Hi. I am planning to buy one YN560 III. In fact this page helped me making the decision:

Speedlight Flash Buyer's Guide - Improve Photography

However, in the same page, I see that this camera lacks High speed synch option. I don't understand this. When will I desperately need high speed synch? I plan to try out "Gavin Hoey's home studio essentials" like this:






Will YN560 III solve my intent?

With this I also plan to buy a soft box, background flash, reflector and some background screens. Your suggestions on some economical yet reasonable products will help me a lot! Thanks.


----------



## Braineack (Apr 4, 2016)

you wont need HSS for shooting in a studio setting.


----------



## k.udhay (Apr 4, 2016)

Thanks. Any suggestions on other accessories?


----------



## OGsPhotography (Apr 4, 2016)

Tx controller. Get the flash off camera.


----------



## Stradawhovious (Apr 6, 2016)

OGsPhotography said:


> Tx controller. Get the flash off camera.

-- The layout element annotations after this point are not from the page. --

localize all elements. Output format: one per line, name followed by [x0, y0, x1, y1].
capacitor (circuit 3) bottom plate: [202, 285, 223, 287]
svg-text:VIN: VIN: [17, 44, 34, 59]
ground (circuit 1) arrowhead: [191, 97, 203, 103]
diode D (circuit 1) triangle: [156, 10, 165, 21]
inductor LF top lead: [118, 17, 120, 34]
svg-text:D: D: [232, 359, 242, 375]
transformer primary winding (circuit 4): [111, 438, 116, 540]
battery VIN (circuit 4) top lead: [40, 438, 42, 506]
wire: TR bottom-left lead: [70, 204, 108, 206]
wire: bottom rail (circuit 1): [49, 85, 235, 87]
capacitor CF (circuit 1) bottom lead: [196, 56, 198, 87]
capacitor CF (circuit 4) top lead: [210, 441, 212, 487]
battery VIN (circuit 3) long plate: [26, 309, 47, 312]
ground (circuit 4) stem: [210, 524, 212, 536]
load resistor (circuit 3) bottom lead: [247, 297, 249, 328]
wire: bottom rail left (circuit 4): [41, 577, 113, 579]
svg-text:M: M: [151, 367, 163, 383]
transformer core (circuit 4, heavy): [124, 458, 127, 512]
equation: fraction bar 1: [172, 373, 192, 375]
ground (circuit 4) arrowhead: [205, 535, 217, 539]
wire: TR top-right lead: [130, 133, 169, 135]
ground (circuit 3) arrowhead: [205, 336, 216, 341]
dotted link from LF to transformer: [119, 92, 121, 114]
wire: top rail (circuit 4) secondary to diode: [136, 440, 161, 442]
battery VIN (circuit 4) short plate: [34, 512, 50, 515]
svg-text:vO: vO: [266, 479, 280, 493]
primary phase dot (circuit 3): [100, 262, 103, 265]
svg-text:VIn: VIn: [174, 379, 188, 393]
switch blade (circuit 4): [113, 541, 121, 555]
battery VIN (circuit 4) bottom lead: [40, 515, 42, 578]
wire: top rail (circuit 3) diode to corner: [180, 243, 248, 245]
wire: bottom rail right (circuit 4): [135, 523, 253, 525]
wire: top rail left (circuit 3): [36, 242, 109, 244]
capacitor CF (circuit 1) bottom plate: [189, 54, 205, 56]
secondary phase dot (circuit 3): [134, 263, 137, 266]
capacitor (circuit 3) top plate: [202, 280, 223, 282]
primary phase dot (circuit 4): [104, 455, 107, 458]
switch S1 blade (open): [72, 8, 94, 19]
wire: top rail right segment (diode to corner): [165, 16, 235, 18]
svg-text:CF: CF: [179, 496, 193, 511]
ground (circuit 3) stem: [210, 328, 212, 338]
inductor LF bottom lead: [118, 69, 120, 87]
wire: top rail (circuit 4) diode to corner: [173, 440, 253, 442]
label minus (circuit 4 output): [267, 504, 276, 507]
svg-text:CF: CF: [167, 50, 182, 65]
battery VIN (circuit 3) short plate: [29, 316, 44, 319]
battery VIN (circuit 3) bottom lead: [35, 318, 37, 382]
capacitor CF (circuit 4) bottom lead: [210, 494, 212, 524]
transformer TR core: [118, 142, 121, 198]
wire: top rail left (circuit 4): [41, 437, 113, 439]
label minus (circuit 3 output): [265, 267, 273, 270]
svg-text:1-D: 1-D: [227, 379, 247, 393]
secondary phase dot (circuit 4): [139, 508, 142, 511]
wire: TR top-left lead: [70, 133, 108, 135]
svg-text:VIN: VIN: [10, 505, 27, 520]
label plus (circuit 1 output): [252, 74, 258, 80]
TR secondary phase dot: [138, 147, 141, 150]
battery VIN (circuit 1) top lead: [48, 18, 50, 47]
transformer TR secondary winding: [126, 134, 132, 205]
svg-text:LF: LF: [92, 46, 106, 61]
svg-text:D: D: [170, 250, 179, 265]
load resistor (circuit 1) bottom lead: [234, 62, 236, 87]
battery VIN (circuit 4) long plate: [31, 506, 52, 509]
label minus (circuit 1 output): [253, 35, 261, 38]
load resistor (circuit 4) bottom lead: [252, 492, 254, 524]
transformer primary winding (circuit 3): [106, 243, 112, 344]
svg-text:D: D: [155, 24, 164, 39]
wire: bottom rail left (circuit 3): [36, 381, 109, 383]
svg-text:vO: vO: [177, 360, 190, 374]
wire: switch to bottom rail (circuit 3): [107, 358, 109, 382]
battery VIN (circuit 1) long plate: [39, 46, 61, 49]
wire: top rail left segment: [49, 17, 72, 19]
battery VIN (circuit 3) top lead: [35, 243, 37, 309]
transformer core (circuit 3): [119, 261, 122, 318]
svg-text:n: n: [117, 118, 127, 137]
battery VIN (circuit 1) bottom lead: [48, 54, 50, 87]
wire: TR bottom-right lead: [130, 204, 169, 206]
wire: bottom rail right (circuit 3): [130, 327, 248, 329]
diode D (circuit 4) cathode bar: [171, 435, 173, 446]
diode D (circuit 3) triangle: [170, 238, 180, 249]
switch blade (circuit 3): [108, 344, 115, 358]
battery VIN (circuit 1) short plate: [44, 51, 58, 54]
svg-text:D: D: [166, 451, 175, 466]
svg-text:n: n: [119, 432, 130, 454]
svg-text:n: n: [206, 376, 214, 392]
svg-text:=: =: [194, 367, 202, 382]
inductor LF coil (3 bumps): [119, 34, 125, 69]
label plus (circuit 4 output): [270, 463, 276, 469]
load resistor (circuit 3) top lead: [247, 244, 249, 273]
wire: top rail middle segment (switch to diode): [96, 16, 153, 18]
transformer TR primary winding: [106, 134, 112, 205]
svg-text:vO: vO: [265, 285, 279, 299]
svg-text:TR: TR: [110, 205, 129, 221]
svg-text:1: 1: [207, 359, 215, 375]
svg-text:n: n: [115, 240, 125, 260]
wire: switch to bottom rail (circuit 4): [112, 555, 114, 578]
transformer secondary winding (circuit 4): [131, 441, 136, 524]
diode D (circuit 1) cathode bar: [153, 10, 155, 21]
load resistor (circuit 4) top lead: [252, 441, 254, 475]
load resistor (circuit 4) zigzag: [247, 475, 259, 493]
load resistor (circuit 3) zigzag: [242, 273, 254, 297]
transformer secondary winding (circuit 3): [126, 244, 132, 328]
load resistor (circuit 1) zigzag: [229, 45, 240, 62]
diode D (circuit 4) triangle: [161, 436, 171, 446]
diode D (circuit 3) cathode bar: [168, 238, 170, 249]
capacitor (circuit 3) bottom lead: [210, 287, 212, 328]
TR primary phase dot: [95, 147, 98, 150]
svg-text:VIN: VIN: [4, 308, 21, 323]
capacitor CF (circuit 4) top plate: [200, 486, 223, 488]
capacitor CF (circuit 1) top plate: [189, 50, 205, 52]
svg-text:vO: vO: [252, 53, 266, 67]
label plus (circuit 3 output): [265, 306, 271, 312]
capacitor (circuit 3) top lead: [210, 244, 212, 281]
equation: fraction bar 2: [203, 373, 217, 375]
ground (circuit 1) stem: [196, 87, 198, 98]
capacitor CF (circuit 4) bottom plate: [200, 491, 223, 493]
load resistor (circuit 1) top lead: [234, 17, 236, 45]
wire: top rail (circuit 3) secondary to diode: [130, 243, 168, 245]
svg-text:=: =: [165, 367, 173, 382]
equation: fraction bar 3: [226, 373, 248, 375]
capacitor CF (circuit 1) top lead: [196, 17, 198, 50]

The YN 560 TX (or whatever it's called) works REALLY well with the YN 560 III flashes.  You can assign different speedlights to up to six different groups, then adjust the power and zoom settings of each group (and multiples in the same group), individually, from the tx. on your hotshoe.

And it's cheap.


----------



## ClickAddict (Apr 6, 2016)

There are deals to be had in buying the YN560-TX and the YN560 III  speedlights together.  (I bought those exact lights (2) and transmitter combined and I think it ended up saving me the price of the transmitter (or fairly close) )  They work great by the way.  I highly recommend them.  Being able to adjust from the camera is really nice rather than having to get to some lights which might be high in a lighstand, tucked in a softbox...


----------